Biazon calls on Petron to police own ranks
Customs Commissioner Ruffy Biazon is turning the tables on Petron chief Ramon Ang.
The Petron CEO said in an exclusive Inquirer report last week that smuggling of petroleum products accounted for an estimated P30 billion-P40 billion in lost government revenues annually.
Amid calls for his sacking following Ang’s revelation, Biazon said in a text message Thursday it was “not impossible” that smuggled gasoline or diesel was being sold in retail outlets of Petron, which account for 35 percent—the largest share—of the market.
The customs chief urged the country’s biggest oil refiner to do its share in reducing, if not stopping, the distribution of these smuggled products.
“Local oil firms like Petron could help the government’s antismuggling campaign by ensuring that their own retailers are selling products from legitimate sources,” he said, adding these companies “have more control over their own retailers.”
“Determining if retailers are not buying from illegitimate sources is beneficial not only to the government but also to the oil companies themselves since their retailers will be compelled to get their supplies from the mother companies,” Biazon said. “Reducing the demand for illegally sourced supplies is one way to fight oil smuggling.”
In a radio interview on Wednesday night, Biazon urged oil companies to police their own ranks.
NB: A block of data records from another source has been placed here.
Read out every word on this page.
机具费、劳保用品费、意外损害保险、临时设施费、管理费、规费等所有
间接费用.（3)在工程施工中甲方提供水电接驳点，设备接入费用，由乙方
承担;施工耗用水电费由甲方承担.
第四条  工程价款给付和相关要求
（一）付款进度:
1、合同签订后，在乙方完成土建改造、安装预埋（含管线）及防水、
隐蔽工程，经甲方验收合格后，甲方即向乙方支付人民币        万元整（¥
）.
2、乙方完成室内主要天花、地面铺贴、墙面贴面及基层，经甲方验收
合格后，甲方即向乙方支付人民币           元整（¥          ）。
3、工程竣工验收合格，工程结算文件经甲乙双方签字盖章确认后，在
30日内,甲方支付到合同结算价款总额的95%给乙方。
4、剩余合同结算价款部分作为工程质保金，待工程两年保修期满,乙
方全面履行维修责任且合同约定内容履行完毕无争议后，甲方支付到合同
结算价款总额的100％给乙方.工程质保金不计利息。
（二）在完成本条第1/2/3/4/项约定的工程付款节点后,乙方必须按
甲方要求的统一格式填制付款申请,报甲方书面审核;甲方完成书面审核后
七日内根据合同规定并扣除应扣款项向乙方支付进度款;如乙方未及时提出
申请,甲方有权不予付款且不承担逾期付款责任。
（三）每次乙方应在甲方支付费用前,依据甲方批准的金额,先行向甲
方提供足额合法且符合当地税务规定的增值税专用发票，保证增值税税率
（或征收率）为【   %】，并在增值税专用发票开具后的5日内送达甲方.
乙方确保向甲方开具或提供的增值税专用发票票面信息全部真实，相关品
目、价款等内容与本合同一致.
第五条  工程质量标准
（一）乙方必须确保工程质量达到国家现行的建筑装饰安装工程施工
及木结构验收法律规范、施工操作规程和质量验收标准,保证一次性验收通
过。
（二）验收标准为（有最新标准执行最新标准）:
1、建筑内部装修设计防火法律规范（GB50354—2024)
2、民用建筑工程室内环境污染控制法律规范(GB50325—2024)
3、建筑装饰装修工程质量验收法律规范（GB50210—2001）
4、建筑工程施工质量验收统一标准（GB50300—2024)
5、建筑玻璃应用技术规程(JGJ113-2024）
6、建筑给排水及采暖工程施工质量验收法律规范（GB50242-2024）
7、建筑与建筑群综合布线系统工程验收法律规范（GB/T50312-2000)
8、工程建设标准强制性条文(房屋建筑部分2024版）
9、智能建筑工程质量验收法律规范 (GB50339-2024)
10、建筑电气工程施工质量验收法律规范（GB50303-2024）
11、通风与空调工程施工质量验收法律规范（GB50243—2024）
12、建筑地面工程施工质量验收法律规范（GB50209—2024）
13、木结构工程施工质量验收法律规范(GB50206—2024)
He said the Bureau of Customs (BOC) was not mandated to ensure that local distributors of oil products did not do business with smugglers. He said his bureau was tasked to ensure that the right fees and taxes were paid by importing companies.
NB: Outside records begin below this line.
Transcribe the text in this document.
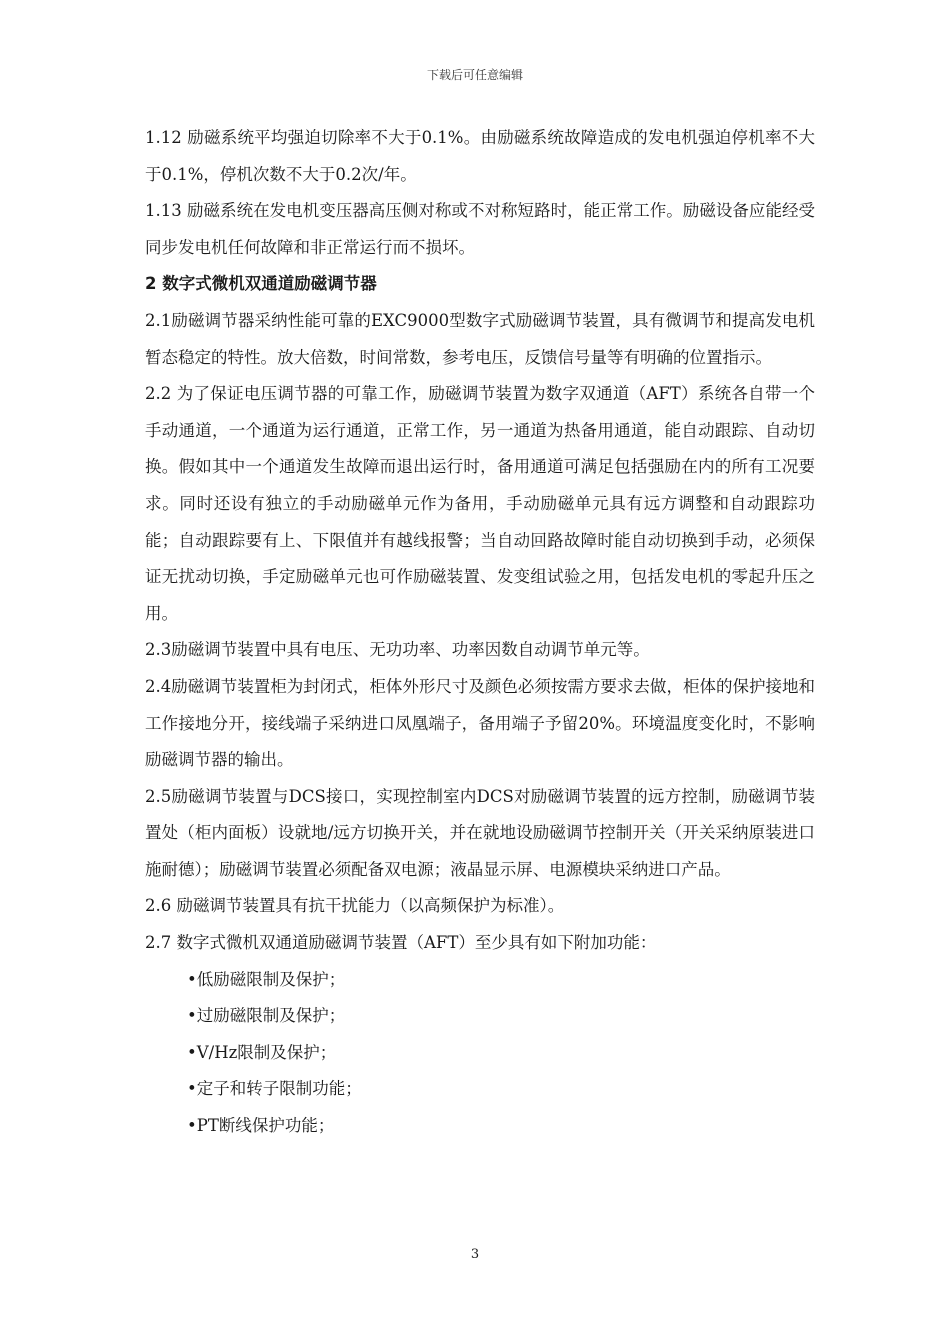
下载后可任意编辑

1.12 励磁系统平均强迫切除率不大于0.1%。由励磁系统故障造成的发电机强迫停机率不大于0.1%，停机次数不大于0.2次/年。

1.13 励磁系统在发电机变压器高压侧对称或不对称短路时，能正常工作。励磁设备应能经受同步发电机任何故障和非正常运行而不损坏。

2 数字式微机双通道励磁调节器

2.1励磁调节器采纳性能可靠的EXC9000型数字式励磁调节装置，具有微调节和提高发电机暂态稳定的特性。放大倍数，时间常数，参考电压，反馈信号量等有明确的位置指示。

2.2 为了保证电压调节器的可靠工作，励磁调节装置为数字双通道（AFT）系统各自带一个手动通道，一个通道为运行通道，正常工作，另一通道为热备用通道，能自动跟踪、自动切换。假如其中一个通道发生故障而退出运行时，备用通道可满足包括强励在内的所有工况要求。同时还设有独立的手动励磁单元作为备用，手动励磁单元具有远方调整和自动跟踪功能；自动跟踪要有上、下限值并有越线报警；当自动回路故障时能自动切换到手动，必须保证无扰动切换，手定励磁单元也可作励磁装置、发变组试验之用，包括发电机的零起升压之用。

2.3励磁调节装置中具有电压、无功功率、功率因数自动调节单元等。

2.4励磁调节装置柜为封闭式，柜体外形尺寸及颜色必须按需方要求去做，柜体的保护接地和工作接地分开，接线端子采纳进口凤凰端子，备用端子予留20%。环境温度变化时，不影响励磁调节器的输出。

2.5励磁调节装置与DCS接口，实现控制室内DCS对励磁调节装置的远方控制，励磁调节装置处（柜内面板）设就地/远方切换开关，并在就地设励磁调节控制开关（开关采纳原装进口施耐德）；励磁调节装置必须配备双电源；液晶显示屏、电源模块采纳进口产品。

2.6 励磁调节装置具有抗干扰能力（以高频保护为标准）。

2.7 数字式微机双通道励磁调节装置（AFT）至少具有如下附加功能：

•低励磁限制及保护；

•过励磁限制及保护；

•V/Hz限制及保护；

•定子和转子限制功能；

•PT断线保护功能；

3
Biazon said he should not be blamed for losses incurred by Petron, as suggested by Ang.
Ang told the Inquirer last week that “retail or service station volumes have remained flat despite the fact that registered vehicles increased from 5.5 million to 7.1 million” between 2007 and 2011.
“On top of lost government revenues and an uncertain investment climate in the oil industry, smugglers are cheating consumers since these products are of uncertain quality,” he said.
Ang called the allegedly uncontrolled oil smuggling “tax evasion in another form.”
He claimed about one in every three liters of gasoline or diesel oil in the country was smuggled, resulting in P30 billion to P40 billion in forgone government revenues each year. The figure roughly represented the shortfall in targeted customs collections under the Aquino administration.
Petron, which accounted for an industry-leading 34.9-percent share of the domestic market in the first half of 2012, saw its profits plunge 73 percent to P2.3 billion last year from P8.5 billion in 2011.
The huge drop in Petron’s profits came despite a 55-percent jump in revenues to P424.8 billion in 2012. The firm attributed the fall in margins to, among others, volatility in crude and oil product prices last year.
Real, not rampant
“As a consequence of that statement, some lawmakers and candidates in the forthcoming elections have issued their own commentaries on the matter, some with specific proposals and others with general comments or allegations that nothing is being done,” he said.
Biazon acknowledged as “real” the problem of oil smuggling, but he disputed an Inquirer report that quoted him as having said that it had become rampant and unabated during the first two-and-a-half years of the Aquino administration.
“It’s a real problem, but I wouldn’t say there’s enough physical evidence to say it’s rampant other than claims based on computations of various data from various sources,” he said.
Biazon also said his agency was “embarking on measures to address the oil smuggling problem,” including collecting taxes on petroleum imports bound for economic zones.
He said the bureau was undergoing an upgrade of its electronic customs clearance program but acknowledged the thin presence of his people on the ground.
“The agency can only record what is formally entered through the customs system. With BOC presence limited only to the ports where we have offices, the bureau faces difficult challenges in plugging leakages in other areas and methods of fuel smuggling,” he added.